Les composants corporels supplémentaires de Weibel-Palade sont les chimiokines Interleukine-8 et éotaxine-3, l’endothéline-1, l’angiopoïétine-2, l’ostéoprotégérine, le cofacteur P-sélectine CD63 / lamp3[7], et l’α-1,3-fucosyl-transférase VI .
Le vWF multimérique est assemblé dans l’appareil de Golgi à partir de dimères de vWF. Les multimères de vWF se condensent et se tordent en longs tubules hélicoïdaux, essentiellement parallèles, séparés par une matrice moins dense de domaines protéiques faisant saillie à partir des tubules[8]. Le Golgi débouche alors sur des vésicules recouvertes de clathrine, composées presque exclusivement de vWF.
Les corps de Weibel-Palade immatures restent près du noyau, où ils acquièrent davantage de protéines membranaires puis se dispersent dans le cytoplasme, entraînés par les kinésines le long de microtubules[7]. Les vésicules recouvertes de clathrine se développent à partir des corps de Weibel-Palade immatures, en réduisant leur volume, en condensant leur contenu et en éliminant certaines protéines membranaires. Les corps Weibel-Palade en cours de maturation peuvent également fusionner les uns avec les autres[8].
Le seul organite parallèle en physiologie est le granule alpha des plaquettes, qui contient également du vWF. Les corps de Weibel-Palade sont la source principale de vWF, tandis que les granules α jouent probablement un rôle mineur.
Le petit ensemble de corps de Weibel-Palade attachés à la périphérie de la cellule au cortex d'actine constitue un pool facilement libérable, reconstitué par un plus grand pool de corps associés à des microtubules à l'intérieur de la cellule[7].

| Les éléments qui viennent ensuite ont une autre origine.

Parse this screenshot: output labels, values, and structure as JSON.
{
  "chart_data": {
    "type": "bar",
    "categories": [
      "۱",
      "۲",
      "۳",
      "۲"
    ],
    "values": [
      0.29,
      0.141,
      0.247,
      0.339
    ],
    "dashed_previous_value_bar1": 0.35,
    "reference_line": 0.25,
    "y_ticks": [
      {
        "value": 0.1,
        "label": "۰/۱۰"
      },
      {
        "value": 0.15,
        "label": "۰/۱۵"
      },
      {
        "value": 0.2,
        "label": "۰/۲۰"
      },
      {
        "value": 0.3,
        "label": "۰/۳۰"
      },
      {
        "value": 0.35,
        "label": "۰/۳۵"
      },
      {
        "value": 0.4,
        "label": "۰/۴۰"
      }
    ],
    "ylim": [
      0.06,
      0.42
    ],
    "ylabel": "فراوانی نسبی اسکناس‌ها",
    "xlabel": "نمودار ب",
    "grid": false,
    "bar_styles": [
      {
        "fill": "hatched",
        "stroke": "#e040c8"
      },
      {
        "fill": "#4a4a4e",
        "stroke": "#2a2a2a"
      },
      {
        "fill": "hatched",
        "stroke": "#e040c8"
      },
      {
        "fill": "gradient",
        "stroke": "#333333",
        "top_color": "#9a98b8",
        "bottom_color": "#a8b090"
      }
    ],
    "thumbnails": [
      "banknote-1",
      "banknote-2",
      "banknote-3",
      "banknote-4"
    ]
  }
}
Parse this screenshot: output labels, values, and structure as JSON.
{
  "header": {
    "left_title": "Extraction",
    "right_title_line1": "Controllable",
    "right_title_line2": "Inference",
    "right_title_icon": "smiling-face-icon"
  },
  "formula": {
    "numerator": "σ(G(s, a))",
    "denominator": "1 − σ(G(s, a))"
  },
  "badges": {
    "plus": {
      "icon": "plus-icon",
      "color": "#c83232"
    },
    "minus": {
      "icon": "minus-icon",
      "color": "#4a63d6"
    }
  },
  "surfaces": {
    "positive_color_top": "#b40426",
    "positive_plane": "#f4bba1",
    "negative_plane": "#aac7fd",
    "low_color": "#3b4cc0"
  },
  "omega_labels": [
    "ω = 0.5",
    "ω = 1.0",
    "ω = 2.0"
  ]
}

Le contenu des corps de Weibel-Palade est sécrété par l'un de trois mécanismes[8]. Certains subissent une exocytose individuellement, tandis que d’autres fusionnent de manière transitoire avec la membrane plasmique en un « baiser prolongé » qui ouvre un pore assez large pour ne contenir que leur cargaison plus petite (par exemple: IL-8, CD63) pour diffuser[8]. Les corps de Weibel-Palade peuvent également se fondre en vésicules plus grandes, appelées gousses sécrétoires, pour l'exocytose multigranulaire[8]. La formation des gousses sécrétoires est médiée par l'interposition de minuscules nanovésicules entre les corps. Alors que les corps de Weibel-Palade fusionnent avec des capsules sécrétoires, leur cargaison de vWF perd sa forme tubulaire pour des chaînes ressemblant à des spaghettis qui sont ensuite exocytées à travers un pore de fusion[8]. Il n’est pas certain que la cargaison, à part le vWF, soit extraite de gousses sécrétoires ou conservée de manière sélective. Différents modes de libération de la cargaison à partir de corps Weibel-Palade peuvent constituer un mécanisme de libération différentielle de sous-ensembles de molécules dans différentes conditions physiologiques[8].
L'importance des corps Weibel-Palade est soulignée par certaines mutations de maladies humaines. Les mutations au sein du vWF sont la cause habituelle du trouble de la coagulation héréditaire le plus répandu, la maladie de von Willebrand. La prévalence de la maladie de von Willebrand estimée à 1% chez certaines populations humaines est le plus souvent caractérisée par des saignements muco-cutanés prolongés et variables. La maladie de von Willebrand de type III est un trouble grave de saignement, comme l'hémophilie sévère de type A ou B. Le facteur de vWF agit dans l'hémostase primaire pour recruter des plaquettes sur un site de blessure, et est également important dans le l'hémostase secondaire, agissant comme un chaperon pour la coagulation du facteur VIII (FVIII).